3.2.2.5 & 3.2.2.6 Aggregate Supply (AS) Analysis
Aggregate Supply (AS) is the total quantity of goods and services that firms in an economy are willing and able to supply at a given price level.
Short-Run Aggregate Supply (SRAS)
The SRAS curve shows the relationship between the price level and the total output when the costs of production (especially wages) are fixed or slow to change.
- Slope: SRAS slopes upwards.
- Why? In the short run, if the price of goods and services rises (P↑), but key costs like money wage rates stay fixed, firms' profit margins increase. This gives them an incentive to produce more output.
- Main Determinants: The SRAS is primarily determined by the price level and the costs of production.
Factors that Shift the SRAS Curve (Changes in Costs)
A shift in the SRAS curve occurs when the underlying costs of production change. If costs rise, SRAS shifts left (inward); if costs fall, SRAS shifts right (outward).
Memory Aid: W-R-I-P for SRAS Shifts (Wages, Raw materials, Indirect taxes, Productivity):
- Money Wage Rates: The largest cost for many firms. If unions successfully negotiate higher nominal wages, SRAS shifts left.
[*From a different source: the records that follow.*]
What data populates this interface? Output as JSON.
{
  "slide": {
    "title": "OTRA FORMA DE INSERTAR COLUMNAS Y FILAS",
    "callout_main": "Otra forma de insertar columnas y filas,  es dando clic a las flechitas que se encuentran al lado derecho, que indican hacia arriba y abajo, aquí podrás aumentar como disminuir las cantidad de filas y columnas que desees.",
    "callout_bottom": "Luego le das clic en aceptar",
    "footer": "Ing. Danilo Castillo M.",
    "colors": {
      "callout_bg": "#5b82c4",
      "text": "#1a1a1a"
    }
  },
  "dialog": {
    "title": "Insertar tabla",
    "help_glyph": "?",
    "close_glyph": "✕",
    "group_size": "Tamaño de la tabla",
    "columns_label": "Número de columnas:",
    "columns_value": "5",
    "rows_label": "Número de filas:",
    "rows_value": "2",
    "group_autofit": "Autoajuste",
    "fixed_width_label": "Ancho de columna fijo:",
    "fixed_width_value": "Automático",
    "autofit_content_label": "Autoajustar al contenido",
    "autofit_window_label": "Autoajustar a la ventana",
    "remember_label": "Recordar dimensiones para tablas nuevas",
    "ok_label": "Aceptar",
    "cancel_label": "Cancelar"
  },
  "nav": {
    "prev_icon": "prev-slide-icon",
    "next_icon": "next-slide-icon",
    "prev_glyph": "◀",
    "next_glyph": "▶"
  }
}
- Raw Material Prices: If the price of inputs (like oil, gas, or steel) rises globally (a supply-side shock), SRAS shifts left.
- Indirect Taxes/Subsidies: Higher indirect taxes (e.g., VAT) increase costs, shifting SRAS left. Subsidies decrease costs, shifting SRAS right.
- Productivity: An increase in productivity (output per worker) means lower average costs, shifting SRAS right.
Long-Run Aggregate Supply (LRAS)
The LRAS curve shows the economy's maximum potential output when all resources are fully and efficiently employed. This potential output is often called the normal capacity level of output.
In the long run, costs (like wages) are flexible and will adjust to changes in the price level.
The Classical View (Vertical LRAS)
- Shape: The LRAS is assumed to be vertical at the full employment level of output.
- Significance: In the long run, output is determined purely by the quantity and quality of factors of production, not by the price level or AD. A rise in prices simply causes an equivalent rise in costs, leaving real output unchanged.
The Keynesian View (Below Capacity)
Don't worry if this seems tricky at first—this just offers an alternative viewpoint!
The syllabus mentions that students should understand the Keynesian view: an economy can get stuck producing well below its normal capacity level of output for many years. In this scenario, AD can influence real output even in the long run if the economy is depressed.
Factors that Shift the LRAS Curve (Underlying Economic Growth)
A rightward shift in the LRAS curve represents long-run economic growth, meaning the productive capacity of the economy has permanently increased.
LRAS shifts are driven by improvements in the quantity or quality of the four factors of production (Land, Labour, Capital, Enterprise):
- Capital Stock: Increased investment in new machinery and infrastructure.
- Technology: Advancements in technology allow firms to produce more output with the same inputs.
- Working Population: An increase in the size or health of the labour force.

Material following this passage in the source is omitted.